Earl Hofmann (March 11, 1928 - September 29, 1992) was a painter, sculptor, educator. Hofmann was one of Baltimore's realist artists, he was a significant part of the Baltimore art scene of the mid-20th century. Hofmann studied with and assisted Jacques Maroger at the Maryland Institute College of Art.

==Early life==

Earl Hofmann's "Jean Betty" in the St. Mary's County Governmental Center, Leonardtown, Maryland

Earl Francis Hofmann was born in Baltimore, Maryland on March 11, 1928. He started painting at 12 and continued to develop his interest in art throughout his teenage years. Hofmann graduated Forest Park High School. After serving in the Marines he attended Maryland Institute College of Art where he studied and assisted Jacques Maroger until Maroger's death.

== Art career ==

In 1961, he and a group of Baltimore painters founded the Maroger Group and the Six Realists. Earl Hofmann was a respected teacher at Boys Latin School, the Baltimore County Public Schools, Charles County Community College, St. Mary's College of Maryland, and private classes. Hofmann painted and exhibited portraits, street scenes, still life, liturgical images, fantasy scenes, and murals, for individuals, commercial enterprises, churches, courthouses, and schools. The painting, "Jean Betty" is in the St. Mary's County Governmental Center.

==Major works==

A mural featuring Historic Saint Mary's City in a timeline from the early 17th century to the late 20th century is part of a Smithsonian collection in the St. Mary's City Visitor Center. Murals and paintings by Earl Hofmann are on display in many places in Baltimore such as, Mercy Medical Center, St. Ignatius Church, St. Joseph Monastery, and the Basilica of Assumption.

==Education career==

Hofmann taught for many years at the Maryland Institute College of Art. Then he moved to Southern Maryland and from 1970s to the early 1990s, he taught at the St. Mary's College of Maryland Public Honors College in Saint Mary's City, Maryland and continued painting, drawing and sculpting.

==Awards==

Earl Hofmann won many art awards and became part of the New York City art scene at a young age.

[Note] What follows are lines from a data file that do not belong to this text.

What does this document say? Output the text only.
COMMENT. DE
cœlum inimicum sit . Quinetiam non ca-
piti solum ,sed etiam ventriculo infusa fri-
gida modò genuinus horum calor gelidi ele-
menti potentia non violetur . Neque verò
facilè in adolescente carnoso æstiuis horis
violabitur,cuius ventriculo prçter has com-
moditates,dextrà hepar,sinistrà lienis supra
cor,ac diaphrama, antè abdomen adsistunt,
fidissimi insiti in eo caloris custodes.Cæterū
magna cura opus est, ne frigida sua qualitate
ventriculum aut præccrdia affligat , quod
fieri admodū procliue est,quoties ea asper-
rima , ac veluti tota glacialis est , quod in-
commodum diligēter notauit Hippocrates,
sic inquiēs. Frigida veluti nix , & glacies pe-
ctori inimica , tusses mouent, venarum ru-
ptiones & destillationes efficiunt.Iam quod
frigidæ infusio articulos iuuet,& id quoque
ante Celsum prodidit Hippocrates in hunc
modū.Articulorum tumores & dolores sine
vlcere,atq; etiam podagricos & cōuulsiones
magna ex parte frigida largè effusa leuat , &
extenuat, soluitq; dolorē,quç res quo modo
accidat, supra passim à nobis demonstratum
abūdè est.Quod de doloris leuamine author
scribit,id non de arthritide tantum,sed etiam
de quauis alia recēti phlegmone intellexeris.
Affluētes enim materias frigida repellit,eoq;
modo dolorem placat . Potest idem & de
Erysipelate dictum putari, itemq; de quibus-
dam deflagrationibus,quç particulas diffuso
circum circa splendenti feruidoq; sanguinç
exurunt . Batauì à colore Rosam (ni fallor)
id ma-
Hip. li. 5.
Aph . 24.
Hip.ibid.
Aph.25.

He won an award and representation at the Grand Central Art Galleries in 1951 in a juried competition which was judged by Edward Hopper. Hofmann informally studied with and assisted Reginald Marsh during the early 1950s. He was a frequent exhibitor at the Peale Museum in Baltimore, the Corcoran Gallery of Art Biennial, the Venice Biennial, the Guggenheim Traveling Exhibition, the Butler Institute of American Art, and the International Institute of Arts and Letters.

==Personal life==

Earl Hofmann married Jean Nordstrom in 1949, and had four children in Baltimore, Maryland. They lived in Bolton Hill, a neighborhood that included the Maryland Institute College of Art and many other artist residents. The family moved to St. Mary's County, in Southern Maryland when Hofmann was appointed artist-in-residence at St. Mary's College of Maryland in 1971. Earl and Jean Hofmann lived in a house and studio they built in Hollywood, Maryland, not far from Leonardtown, Maryland. In 1992, the Hofmann family started a company called Pontifex Inc., which prepared and sold Earl Hofmann's formula of the Maroger Italian Medium.

Hofmann died of lung cancer on September 29, 1992, at St. Mary's Hospital in Leonardtown, St. Mary's County, Maryland.